I’ve been thinking lately about old friends.
I used to have a best friend by the name of Julie.
Our first meeting was a bit less than spectacular. I was 21 and moving into a house with 2 other women. My first impression of her was not favorable. I was trying desperately to make my house key fit in the lock, when the front door was opened violently. Standing there with a frustrated look was a lovely young woman. The mirror image of a young Katherine Ross. I tried to introduce myself but she flounced away. My thought “what a bitch”.
We didn’t come into contact with each other again for a few days.
Our next encounter was somewhat more pleasant.
She arrived home from work early one evening and came into the kitchen. She smiled at me, apologized for her rudeness and sat down to talk. From that moment on we were inseparable.
She was my age, worked as a server at an extremely upscale restaurant in Santa Clara and had a very handsome Pakistani boyfriend.
We had an interesting friendship.
The kind that is immediately easy. Where you simply ‘know’ each other instantly.
We spent years together, she and I.
Eventually she married and had children (I was her birth coach for both little girls). And, in turn, I moved on with my career and dating life.
Her husband was Islamic and she converted before marrying him.
As the years progressed, she became more involved in her religion and role in the community.
Her husband wanted her to learn more and thought that it wasn’t such a good idea for us to stay close. However, we prevailed.
When her father became ill and she had to leave town I took all three of her girls (one was her husbands niece). I mothered the babies as if they were my own and did everything I could for her husband.
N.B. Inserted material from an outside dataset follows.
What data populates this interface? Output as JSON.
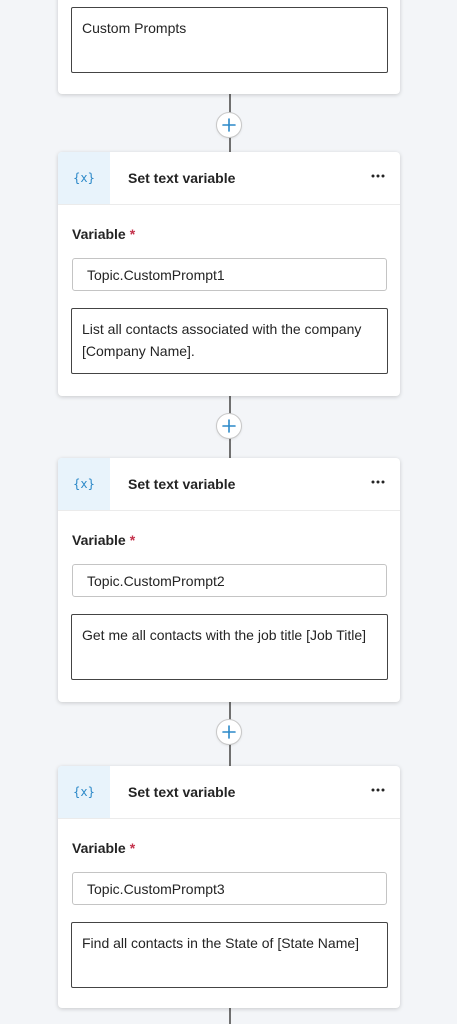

The night her father died, I was the first person she called. And, she was there when my father passed.
However, soon after, she began to become a bit distant.
I found out sometime later that they were thinking about moving to London for her husbands work. I thought it might be a wonderful experience for her and the girls. About a week after learning about the ‘possibility’ of a move, they were gone.
There was no contact or warning. She simply left without a word. I never did kiss the two sweet girls (whom I loved and loved me in return) goodbye.
My heart broke.
We were like sisters.
A few months later I managed to find a phone number for her. She told me that she was sorry but that they had thought it was the best way. She sounded sad, but I couldn’t tell for sure.
Two years later I phoned her husbands main office in California and found out that he was visiting from the UK. I called once and left a message on his voice mail. A day later he rang to tell me that I was harassing him and to not call again. I was flabbergasted. He was not the man who I thought I had known. He told me that Julie was learning and growing and that there was no place for me. Then he hung up. That was the last time I ever made contact.
Recently she’s been on my mind. I’ve often wondered if she’s thought of me as well. Such things come to the fore front of our minds as we get older (at least for me).
I realized that her daughters would be 17 and 15 and wondered what her life was like.
So I set out to search for her.
I only share the above information as a background because I think it’s relevant in terms of a decision I’m trying to make.
Do I contact her after all of these years?
Should I contact her mother or brother and get a temperature reading of the water first?
Or, should I simply let it lie?
I was lucky enough years later to make a new best friend. She and I are family. I know that she’ll never abandon me. I thank the universe that we collided so many years ago. I will always love and be there for her. As a true friend should.
Life has moved on. I’ve grown older and hopefully wiser as well. However, I still wonder. You know?